Junkosha’s patented high-tensile PTFE technology enables stretch tensile strength to be defined as a specification and repeated across production, helping teams achieve reliable, high-performing results even in demanding applications. 

Junkosha Etched PTFE Liner

Enabling Strong Adhesion Through Surface Treatment 

PTFE’s chemical stability makes it difficult to bond using traditional adhesives. Due to its molecular structure, long chains of carbon atoms are tightly surrounded by fluorine atoms, creating an inert and non-reactive surface that resists chemical bonding. 

Sodium etching activates the surface by removing fluorine atoms, creating active carbon sites, and forming functional groups (–OH, –C=O, –COOH). This transformation enhances surface energy, enabling strong bonding with outer jacket materials. 

Post-treatment, the liner surface turns brown—a visual cue of successful surface activation essential for multilayer catheter construction. 

Protecting Etched PTFE from UV and Handling Damage

Sodium-etched PTFE is highly sensitive to UV light. Prolonged exposure can degrade the activated surface, reducing bond strength. 

Best practices include: 

  • Storing etched liners in sealed, black packaging 
  • Limiting exposure to light until point of use 

Mechanical stress or contamination can also degrade surface quality. Junkosha addresses this by integrating automated inspection and packaging to reduce handling-related defects.

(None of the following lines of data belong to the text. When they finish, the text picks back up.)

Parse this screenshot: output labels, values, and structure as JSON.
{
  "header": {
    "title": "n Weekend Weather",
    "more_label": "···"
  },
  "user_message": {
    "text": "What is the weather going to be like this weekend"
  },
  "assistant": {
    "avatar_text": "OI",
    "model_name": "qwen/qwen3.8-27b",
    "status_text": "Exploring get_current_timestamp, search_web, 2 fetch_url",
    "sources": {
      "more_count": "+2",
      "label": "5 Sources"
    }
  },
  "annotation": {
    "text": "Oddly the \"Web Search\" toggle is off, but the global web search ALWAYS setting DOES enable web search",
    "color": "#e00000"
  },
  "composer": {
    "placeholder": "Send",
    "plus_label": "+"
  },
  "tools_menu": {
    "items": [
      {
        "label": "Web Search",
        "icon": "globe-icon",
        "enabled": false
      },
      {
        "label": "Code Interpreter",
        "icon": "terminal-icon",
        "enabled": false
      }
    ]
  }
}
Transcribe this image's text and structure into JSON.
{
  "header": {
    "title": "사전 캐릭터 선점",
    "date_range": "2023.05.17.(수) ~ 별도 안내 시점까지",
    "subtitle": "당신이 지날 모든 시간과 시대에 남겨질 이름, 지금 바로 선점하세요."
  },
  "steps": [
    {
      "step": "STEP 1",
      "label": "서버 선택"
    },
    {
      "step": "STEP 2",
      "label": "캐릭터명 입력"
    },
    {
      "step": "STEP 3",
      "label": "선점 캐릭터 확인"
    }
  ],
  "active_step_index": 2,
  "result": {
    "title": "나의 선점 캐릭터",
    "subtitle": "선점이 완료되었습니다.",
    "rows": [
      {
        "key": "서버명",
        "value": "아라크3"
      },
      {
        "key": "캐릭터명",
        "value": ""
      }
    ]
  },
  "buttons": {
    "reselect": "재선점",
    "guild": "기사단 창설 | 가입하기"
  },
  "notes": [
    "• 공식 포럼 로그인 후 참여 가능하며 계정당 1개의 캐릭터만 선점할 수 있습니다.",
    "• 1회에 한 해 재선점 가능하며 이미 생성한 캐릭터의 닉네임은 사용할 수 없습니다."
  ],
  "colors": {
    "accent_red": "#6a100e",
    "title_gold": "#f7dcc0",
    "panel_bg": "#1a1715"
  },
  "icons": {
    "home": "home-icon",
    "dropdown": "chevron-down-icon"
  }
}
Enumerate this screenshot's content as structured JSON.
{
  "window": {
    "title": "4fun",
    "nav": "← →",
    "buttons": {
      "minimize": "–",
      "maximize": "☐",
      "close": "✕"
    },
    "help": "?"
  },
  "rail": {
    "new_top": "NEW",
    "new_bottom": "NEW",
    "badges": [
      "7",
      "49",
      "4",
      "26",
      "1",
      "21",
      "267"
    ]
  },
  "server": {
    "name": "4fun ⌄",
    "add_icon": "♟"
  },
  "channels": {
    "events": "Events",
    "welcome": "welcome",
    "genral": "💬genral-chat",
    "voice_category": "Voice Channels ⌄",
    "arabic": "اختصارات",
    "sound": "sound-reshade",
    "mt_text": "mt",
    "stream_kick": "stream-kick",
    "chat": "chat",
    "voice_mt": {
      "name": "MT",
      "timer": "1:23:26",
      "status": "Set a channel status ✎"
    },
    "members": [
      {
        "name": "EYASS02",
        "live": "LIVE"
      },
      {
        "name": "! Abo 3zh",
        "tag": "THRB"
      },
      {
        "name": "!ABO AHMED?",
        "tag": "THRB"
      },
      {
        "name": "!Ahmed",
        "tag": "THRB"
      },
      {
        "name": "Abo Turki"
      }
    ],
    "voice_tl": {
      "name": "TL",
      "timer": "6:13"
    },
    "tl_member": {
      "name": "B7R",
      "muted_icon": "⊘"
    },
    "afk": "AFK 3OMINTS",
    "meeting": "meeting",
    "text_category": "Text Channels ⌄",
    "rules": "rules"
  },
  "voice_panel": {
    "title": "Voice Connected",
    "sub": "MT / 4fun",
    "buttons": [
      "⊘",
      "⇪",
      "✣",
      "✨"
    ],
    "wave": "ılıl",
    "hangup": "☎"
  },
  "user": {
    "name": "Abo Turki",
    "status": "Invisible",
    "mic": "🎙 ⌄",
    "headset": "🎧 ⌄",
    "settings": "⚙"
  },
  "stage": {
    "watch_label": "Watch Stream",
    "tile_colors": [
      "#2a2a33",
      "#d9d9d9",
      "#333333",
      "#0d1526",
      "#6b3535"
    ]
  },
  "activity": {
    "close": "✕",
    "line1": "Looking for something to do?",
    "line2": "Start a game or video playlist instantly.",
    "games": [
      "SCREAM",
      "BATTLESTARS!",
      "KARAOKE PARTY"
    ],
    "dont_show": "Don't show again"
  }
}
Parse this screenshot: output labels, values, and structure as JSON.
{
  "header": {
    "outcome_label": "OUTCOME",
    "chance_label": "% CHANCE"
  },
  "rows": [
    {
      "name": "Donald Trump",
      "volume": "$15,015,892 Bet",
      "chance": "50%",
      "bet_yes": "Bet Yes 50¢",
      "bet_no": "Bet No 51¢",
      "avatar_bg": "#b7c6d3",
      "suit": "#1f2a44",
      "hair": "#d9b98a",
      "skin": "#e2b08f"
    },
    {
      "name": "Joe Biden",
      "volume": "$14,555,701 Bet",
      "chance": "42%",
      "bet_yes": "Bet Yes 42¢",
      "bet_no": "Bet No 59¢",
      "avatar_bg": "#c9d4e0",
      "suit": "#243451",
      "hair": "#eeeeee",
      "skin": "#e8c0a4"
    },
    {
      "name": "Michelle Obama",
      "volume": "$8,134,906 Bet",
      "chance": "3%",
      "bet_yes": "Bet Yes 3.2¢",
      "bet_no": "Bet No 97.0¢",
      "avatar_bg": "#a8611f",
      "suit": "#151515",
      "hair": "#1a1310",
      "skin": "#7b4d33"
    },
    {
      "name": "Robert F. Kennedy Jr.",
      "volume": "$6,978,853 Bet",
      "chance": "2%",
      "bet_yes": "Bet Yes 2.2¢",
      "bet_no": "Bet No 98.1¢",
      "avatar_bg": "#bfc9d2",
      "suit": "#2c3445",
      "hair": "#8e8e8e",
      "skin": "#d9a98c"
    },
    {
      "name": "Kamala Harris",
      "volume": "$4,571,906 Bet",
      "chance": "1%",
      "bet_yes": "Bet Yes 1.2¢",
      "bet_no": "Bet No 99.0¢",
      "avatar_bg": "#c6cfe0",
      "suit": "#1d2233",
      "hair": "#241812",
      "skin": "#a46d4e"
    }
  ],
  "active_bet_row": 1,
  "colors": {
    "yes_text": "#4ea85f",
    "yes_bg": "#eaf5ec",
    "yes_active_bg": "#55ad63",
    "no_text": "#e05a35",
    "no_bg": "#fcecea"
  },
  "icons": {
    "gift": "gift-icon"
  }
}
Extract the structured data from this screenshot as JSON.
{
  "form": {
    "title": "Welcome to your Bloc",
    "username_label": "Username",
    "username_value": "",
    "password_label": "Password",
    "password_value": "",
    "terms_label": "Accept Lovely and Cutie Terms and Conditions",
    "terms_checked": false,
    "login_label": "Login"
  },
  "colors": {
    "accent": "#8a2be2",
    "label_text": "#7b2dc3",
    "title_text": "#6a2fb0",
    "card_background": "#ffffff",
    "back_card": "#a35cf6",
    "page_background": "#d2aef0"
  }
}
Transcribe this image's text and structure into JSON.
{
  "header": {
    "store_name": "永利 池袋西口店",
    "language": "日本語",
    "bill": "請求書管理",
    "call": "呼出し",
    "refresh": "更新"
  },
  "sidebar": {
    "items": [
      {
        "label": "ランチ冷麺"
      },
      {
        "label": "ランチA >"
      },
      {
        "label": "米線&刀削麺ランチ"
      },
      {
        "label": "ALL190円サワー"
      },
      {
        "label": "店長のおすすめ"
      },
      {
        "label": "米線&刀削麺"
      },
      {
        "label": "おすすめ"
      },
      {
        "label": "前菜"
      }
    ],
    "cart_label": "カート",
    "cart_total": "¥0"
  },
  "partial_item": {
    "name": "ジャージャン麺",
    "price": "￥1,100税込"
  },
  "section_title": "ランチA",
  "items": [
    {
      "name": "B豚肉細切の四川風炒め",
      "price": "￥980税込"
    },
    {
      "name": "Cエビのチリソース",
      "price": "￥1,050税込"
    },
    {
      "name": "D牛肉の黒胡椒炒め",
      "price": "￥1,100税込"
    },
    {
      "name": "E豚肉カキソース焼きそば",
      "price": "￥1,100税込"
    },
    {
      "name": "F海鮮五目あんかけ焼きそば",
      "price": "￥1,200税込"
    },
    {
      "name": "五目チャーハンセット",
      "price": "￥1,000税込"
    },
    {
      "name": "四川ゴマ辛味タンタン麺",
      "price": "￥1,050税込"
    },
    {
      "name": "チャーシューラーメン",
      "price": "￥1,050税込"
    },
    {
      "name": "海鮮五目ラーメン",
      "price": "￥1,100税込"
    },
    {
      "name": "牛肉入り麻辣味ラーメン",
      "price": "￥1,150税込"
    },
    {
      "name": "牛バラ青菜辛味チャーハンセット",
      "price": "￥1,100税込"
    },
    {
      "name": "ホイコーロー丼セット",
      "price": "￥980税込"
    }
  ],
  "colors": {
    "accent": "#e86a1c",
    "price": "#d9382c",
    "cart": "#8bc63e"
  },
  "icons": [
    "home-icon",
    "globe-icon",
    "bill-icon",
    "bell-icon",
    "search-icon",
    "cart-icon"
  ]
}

To request the SDS, please contact the Junkosha team here.

About the Supplier

Junkosha is dedicated to developing manufacturing technologies that enable consistent product quality, with a focus on extruded PTFE liners offering high tensile strength. Backed by patented proprietary technologies, their liners are tailored to customer-specific performance requirements, particularly for catheter systems demanding high mechanical performance, reliability, and scalability. Their automated inspection and packaging process further ensures stable adhesion and repeatable results across production volumes. 

Browse Junkosha’s etched PTFE liners and peelable FEP heat shrink tubing on Chamfr.

Not finding what you’re looking for? Submit a custom RFQ directly to the Junkosha team, who is ready to help overcome your latest design challenges.

What dimensions are available?

The following size ranges are available for Junkosha’s Etched PTFE Liners on Chamfr: Inner Diameter: 0.010” to 0.130”, Wall Thickness: 0.00075” to 0.002”, Length: 40” to 80”. 

Has the Junkosha Etched PTFE Liner been evaluated for biocompatibility?

Yes, the product is USP Plastic Class VI certified. 

What are the recommended storage conditions for the Etched PTFE Liner?

Please store the product unpacked in a dark location at temperatures below 30°C (86°F), and humidity should not exceed 85% relative humidity.